Arnold nahm Kontakt mit John André auf, einem Mitarbeiter des britischen Generals Henry Clinton. Über Monate hinweg verriet er Geheimnisse an die Briten. Im August übernahm er das Kommando über West Point. Er bot den Briten an, die Festung zu übergeben. Im Gegenzug wollte er 20.000 Pfund und einen hohen Offiziersrang in der britischen Armee. André wurde im September von kolonialen Milizen geschnappt, zusammen mit Dokumenten über West Point. Er wurde hingerichtet, während sich Arnold rechtzeitig in Sicherheit bringen konnte. Obwohl Arnold versagt hatte, gaben ihm die Briten Geld.

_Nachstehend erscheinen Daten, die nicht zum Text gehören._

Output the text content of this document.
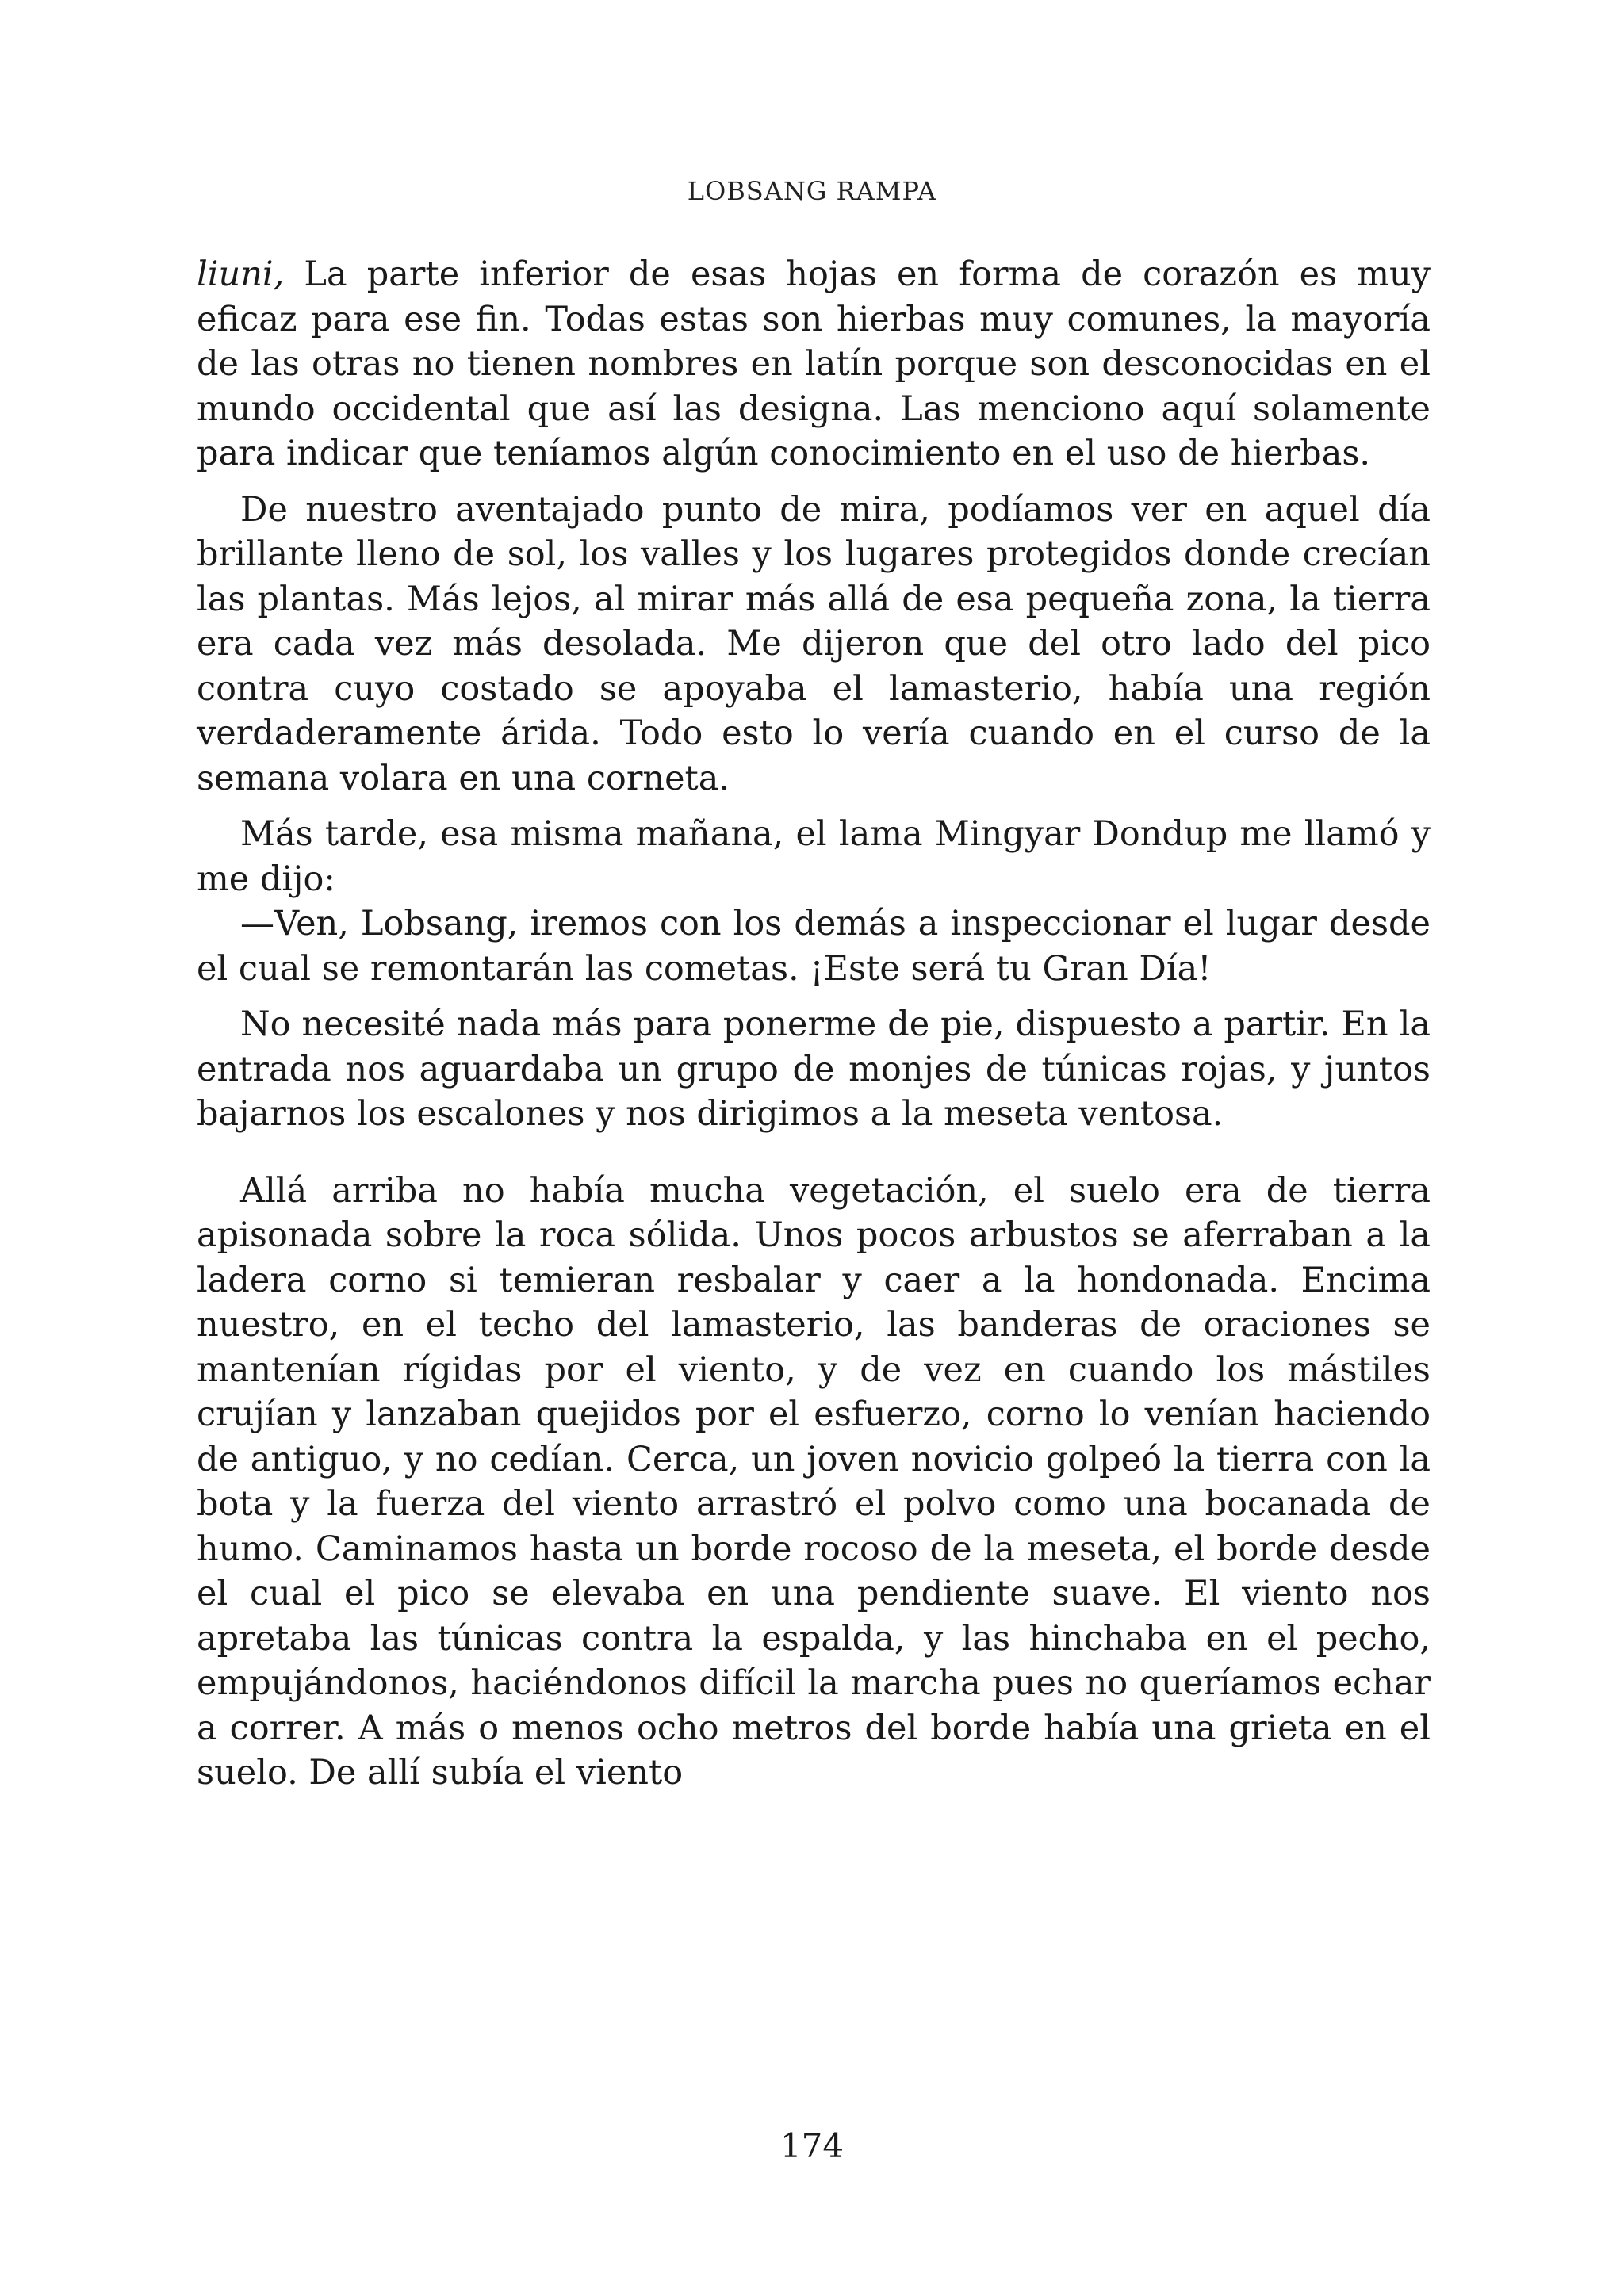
LOBSANG RAMPA

liuni, La parte inferior de esas hojas en forma de corazón es muy eficaz para ese fin. Todas estas son hierbas muy comunes, la mayoría de las otras no tienen nombres en latín porque son desconocidas en el mundo occidental que así las designa. Las menciono aquí solamente para indicar que teníamos algún conocimiento en el uso de hierbas.

De nuestro aventajado punto de mira, podíamos ver en aquel día brillante lleno de sol, los valles y los lugares protegidos donde crecían las plantas. Más lejos, al mirar más allá de esa pequeña zona, la tierra era cada vez más desolada. Me dijeron que del otro lado del pico contra cuyo costado se apoyaba el lamasterio, había una región verdaderamente árida. Todo esto lo vería cuando en el curso de la semana volara en una corneta.

Más tarde, esa misma mañana, el lama Mingyar Dondup me llamó y me dijo:

—Ven, Lobsang, iremos con los demás a inspeccionar el lugar desde el cual se remontarán las cometas. ¡Este será tu Gran Día!

No necesité nada más para ponerme de pie, dispuesto a partir. En la entrada nos aguardaba un grupo de monjes de túnicas rojas, y juntos bajarnos los escalones y nos dirigimos a la meseta ventosa.

Allá arriba no había mucha vegetación, el suelo era de tierra apisonada sobre la roca sólida. Unos pocos arbustos se aferraban a la ladera corno si temieran resbalar y caer a la hondonada. Encima nuestro, en el techo del lamasterio, las banderas de oraciones se mantenían rígidas por el viento, y de vez en cuando los mástiles crujían y lanzaban quejidos por el esfuerzo, corno lo venían haciendo de antiguo, y no cedían. Cerca, un joven novicio golpeó la tierra con la bota y la fuerza del viento arrastró el polvo como una bocanada de humo. Caminamos hasta un borde rocoso de la meseta, el borde desde el cual el pico se elevaba en una pendiente suave. El viento nos apretaba las túnicas contra la espalda, y las hinchaba en el pecho, empujándonos, haciéndonos difícil la marcha pues no queríamos echar a correr. A más o menos ocho metros del borde había una grieta en el suelo. De allí subía el viento

174
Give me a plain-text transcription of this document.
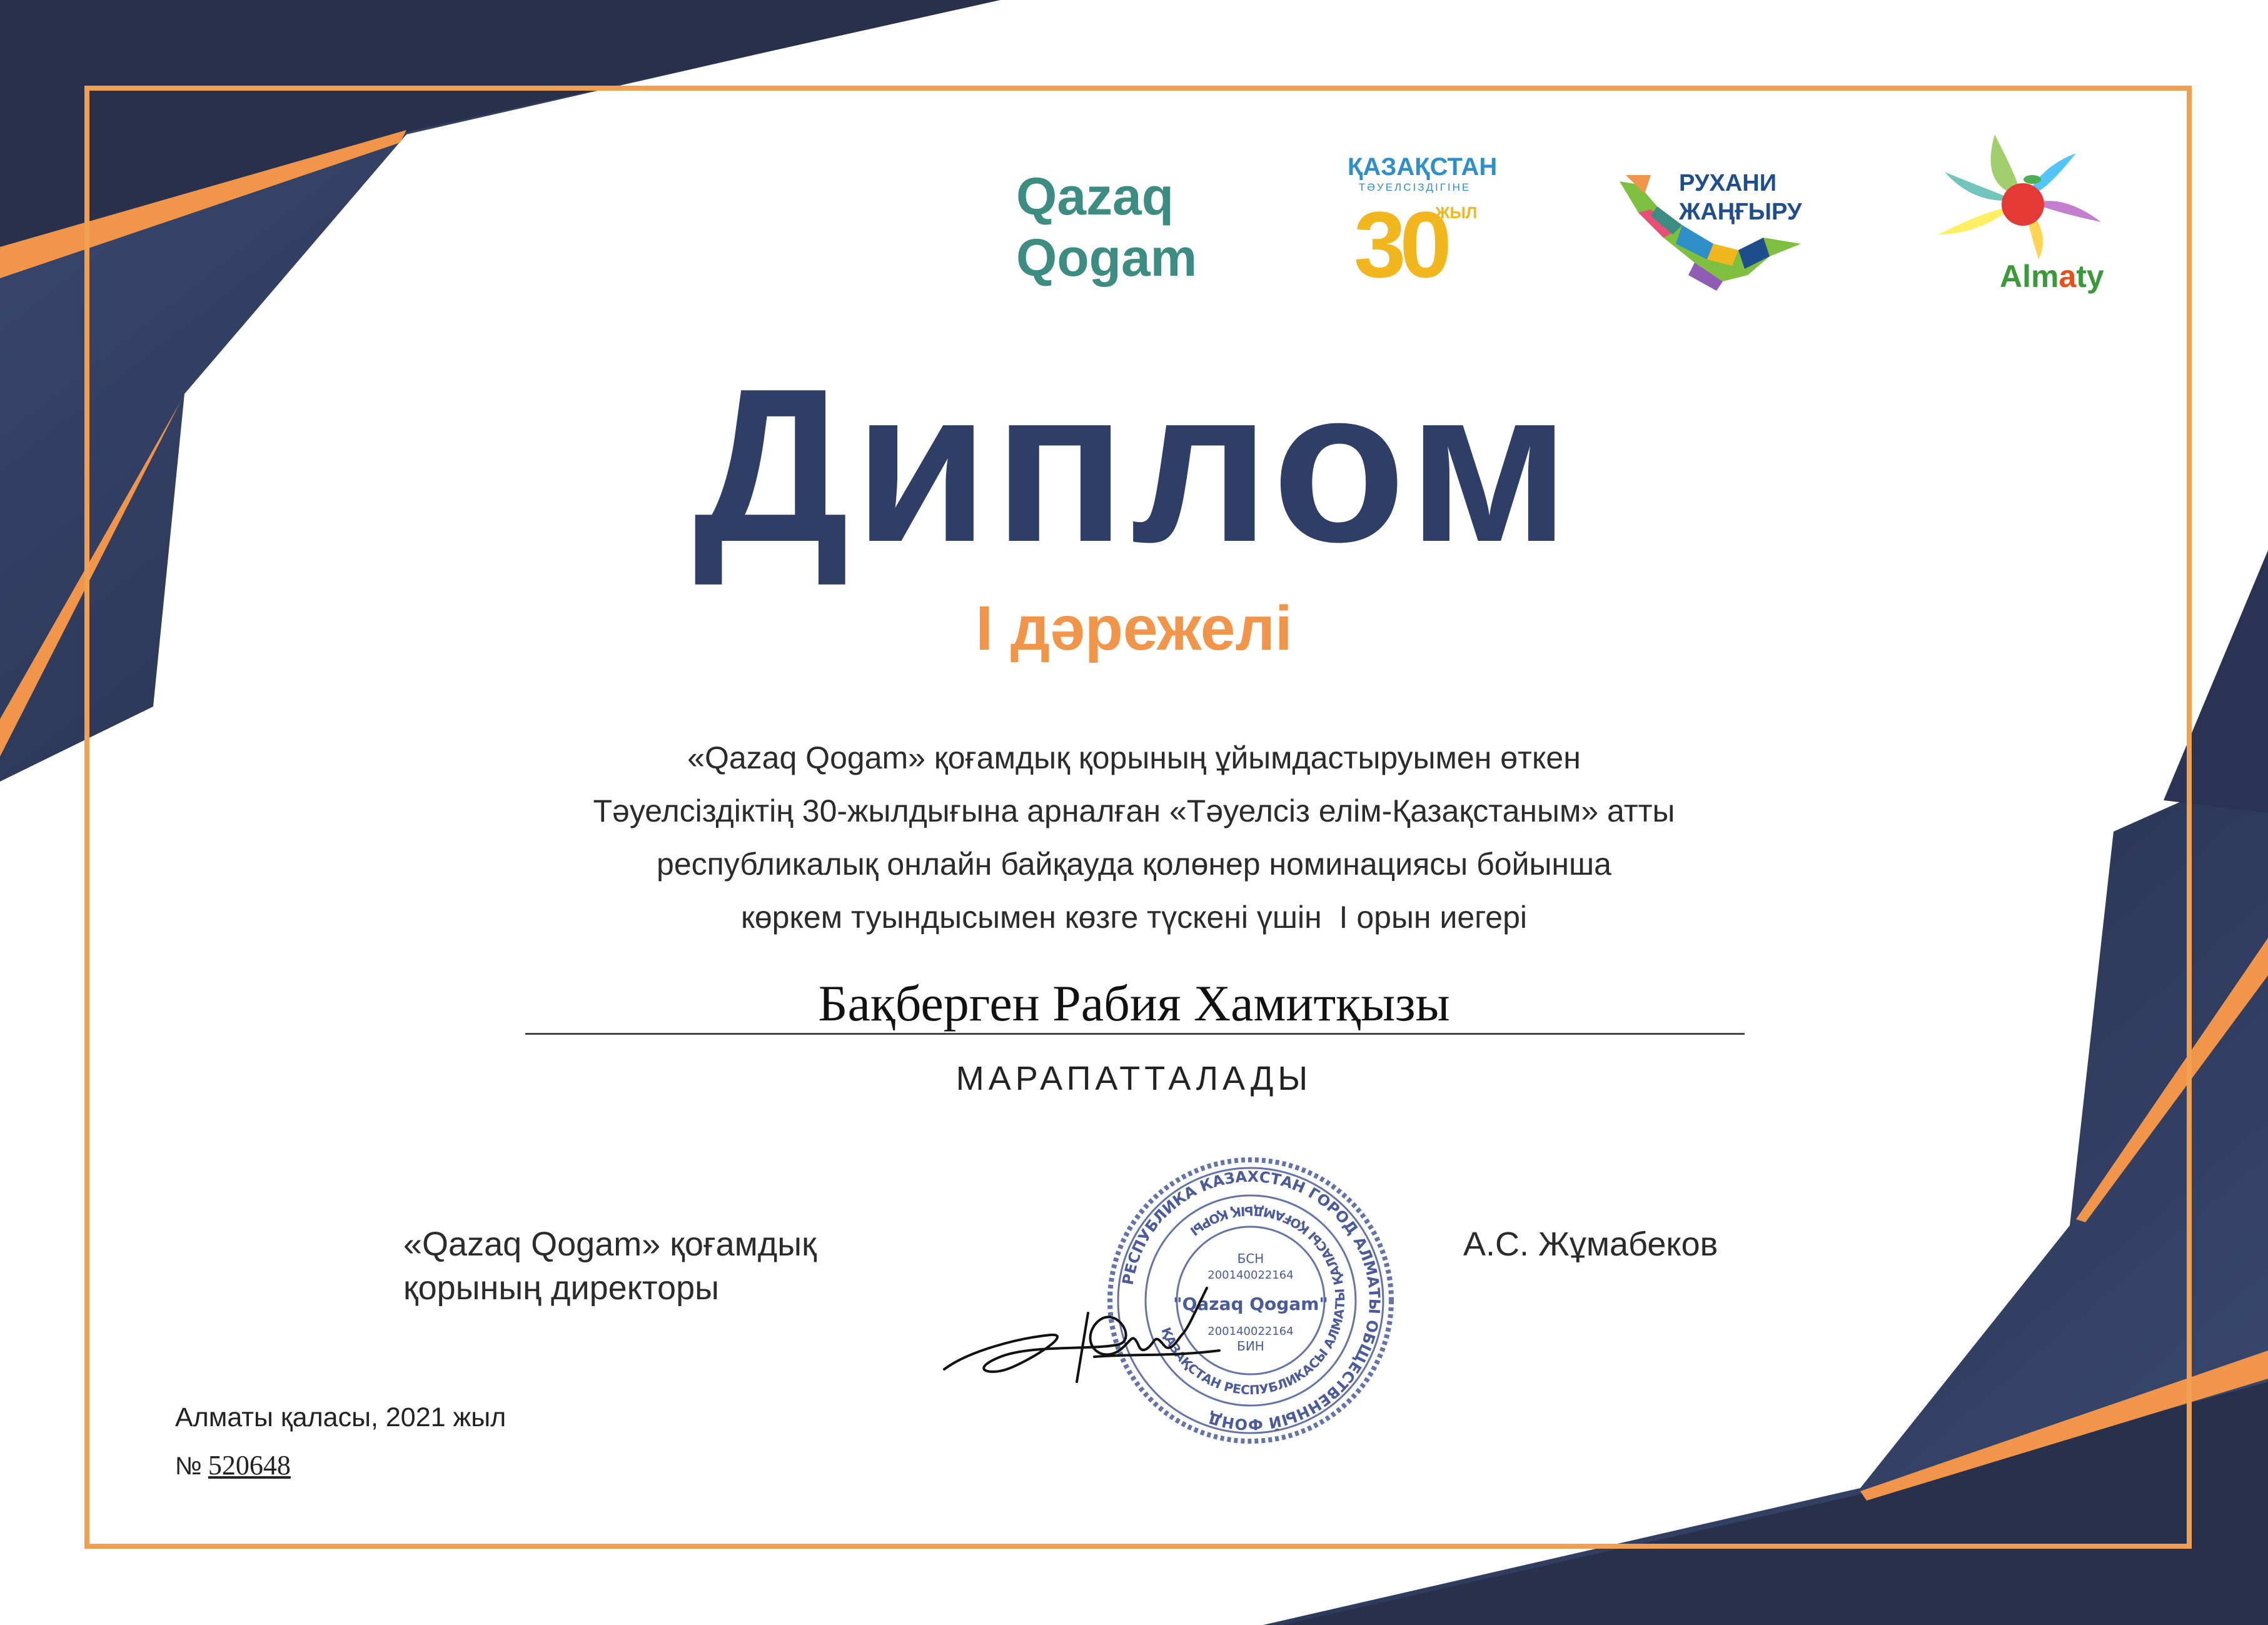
Qazaq
Qogam
ҚАЗАҚСТАН
ТӘУЕЛСІЗДІГІНЕ
30
ЖЫЛ
РУХАНИ
ЖАҢҒЫРУ
Almaty
Диплом
I дәрежелі
«Qazaq Qogam» қоғамдық қорының ұйымдастыруымен өткен
Тәуелсіздіктің 30-жылдығына арналған «Тәуелсіз елім-Қазақстаным» атты
республикалық онлайн байқауда қолөнер номинациясы бойынша
көркем туындысымен көзге түскені үшін  I орын иегері
Бақберген Рабия Хамитқызы
МАРАПАТТАЛАДЫ
«Qazaq Qogam» қоғамдық
қорының директоры
А.С. Жұмабеков
РЕСПУБЛИКА КАЗАХСТАН ГОРОД АЛМАТЫ ОБЩЕСТВЕННЫЙ ФОНД
ҚАЗАҚСТАН РЕСПУБЛИКАСЫ АЛМАТЫ ҚАЛАСЫ ҚОҒАМДЫҚ ҚОРЫ
БСН
200140022164
"Qazaq Qogam"
200140022164
БИН
Алматы қаласы, 2021 жыл
№ 520648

Eine Zeit lang kämpfte er gegen seine ehemaligen Kameraden, aber die Briten misstrauten ihm, und so zog er nach London. Er schrieb einen Brief an die Amerikaner, in dem er seine Taten zu rechtfertigen versuchte, ein wunderbares Beispiel dafür, dass plain English ein modernes Phänomen ist:

In the firm persuasion, therefore, that the private judgement of an individual citizen of this country is as free from all conventional restraints, since as before the insidious offers of France, I preferred those from Great Britain; thinking it infinitely wiser and safer to cast my confidence upon her justice and generosity, than to trust a monarchy too feeble to establish your independency, so perilous to her distant dominions; the enemy of the Protestant faith, and fraudulently avowing an affection for the liberties of mankind, while she holds her native sons in vassalage and chains.

Wie es sich für einen Verräter gehört, waren sein letzten Jahre von Krankheit und Geldsorgen geprägt. Kommt davon.

Arnold stellt die Amerikaner vor ein Problem. Er mag später zwar eine fiese Verrätersau gewesen sein, der sich gegen sein Vaterland Mutterland wandte. Aber er war dummerweise am Anfang des Krieges ein äußerst fähiger General. Seine heldenhafte Leistung bei der Battle of Saratoga macht es schwer, ihn einfach aus der Geschichte zu löschen: Die Schlacht war der Wendepunkt des Unabhängigkeitskrieges und überzeugte die Franzosen davon, dass der zusammengewürfelte Rebellenhaufen gewinnen konnte (was natürlich ironisch ist). Zudem wurde Arnold bei der Schlacht am Bein verletzt.

Das Problem wurde mit folgender Inschrift am Boot Monument im Saratoga National Park gelöst:

In Memory of the most brilliant soldier of the Continental Army. who was desperately wounded on this spot, the sally port of Burgoyne’s „Great (Western) Redoubt“ 7th October 1777, winning for his countrymen the Decisive Battle of the American Revolution and for himself the rank of Major General.

Der aufmerksame interessierte Leser wird bemerken, dass nirgendwo der Name des Geehrten auftaucht. Die Amerikaner ehren in gewisser Weise nur sein Bein.

Vielleicht wäre es besser gewesen, wenn die deutschen Söldner bei Saratoga besser gezielt hätten. Wäre Arnold dort gestorben, würde man ihn heute einen der größten Amerikaner der Revolution nennen, nicht einen Verräter, den selbst Zombies verachten.